Note 1 : This notebook draws heaviily from the tutorial available here : https://www.analyticsvidhya.com/blog/2019/09/introduction-information-extraction-python-spacy/

Note 2 : You should ensure that you have installed SpaCy and a SpaCy model (such as en_core_web_sm) to run the code in this notebook.  You can download the en_core_web_sm by running the command :

python -m spacy download en_core_web_sm

in your terminal or command prompt.

In this notebook, we'll begin looking at "Relation Extraction".  Relation Extraction is an approach in NLP where we try to identify the relationship between two entities - typically an object and a subject.  To do this, we should understand a little about depdency structures, and how we can use SpaCy's visualiser - displacy - to explore dependency subtrees.

Dependency describes the "role" played by a word in the context of a sentence.  For example, a word might play the role of a "Negation Modifier", which is a word that modifies a word next to it to make it a negative.

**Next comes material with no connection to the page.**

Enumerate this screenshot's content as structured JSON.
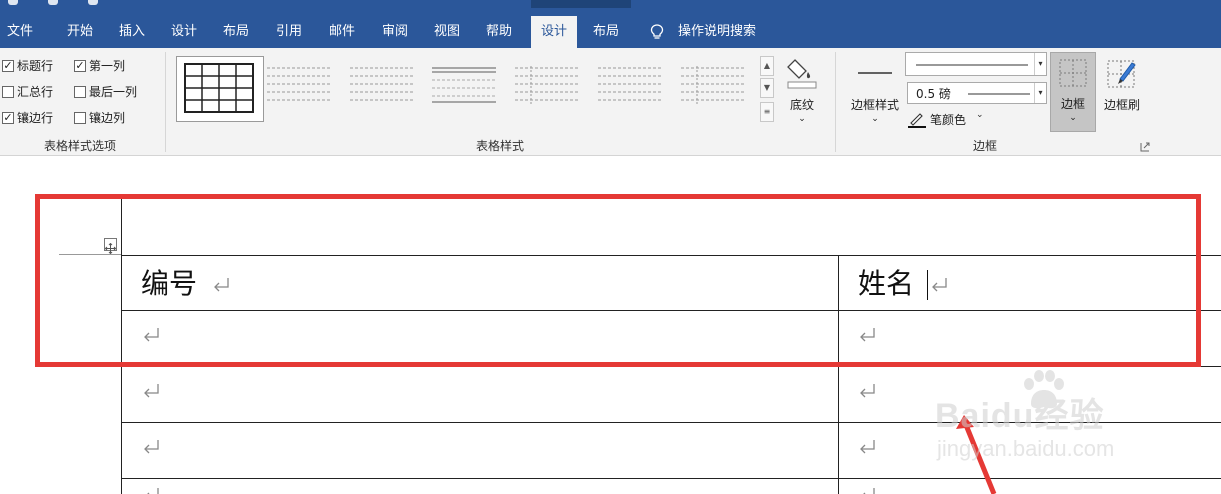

Let's start exploring this.  But first, let's import the libraries we need.

In [None]:
import spacy

from spacy import displacy

import en_core_web_sm

# Load spacy model
nlp = en_core_web_sm.load()

Let's take an example piece of text for which we want to extract a relationship - in this case, the company Tableau acquiring the company Salesforce.

In [None]:
text = "Tableau was recently acquired by Salesforce"

Let's apply the SpaCy model to the text, and then plot and display a dependency graph using displacy.  We'll also print the dependency and POS tags.

In [None]:
# Apply the loaded SpaCy model to the text
doc = nlp(text)

# Plot and display the dependency graph using displacy
displacy.render(doc, style='dep')

# Use this for Spyder (will spin up a server) - see :
# https://spacy.io/usage/visualizers
# Once spun up, go to server address in console (e.g. 0.0.0.0:5000)
# displacy.serve(doc, style='dep')

for tok in doc:
    print (f"{tok.text} --> {tok.dep_} --> {tok.pos_}")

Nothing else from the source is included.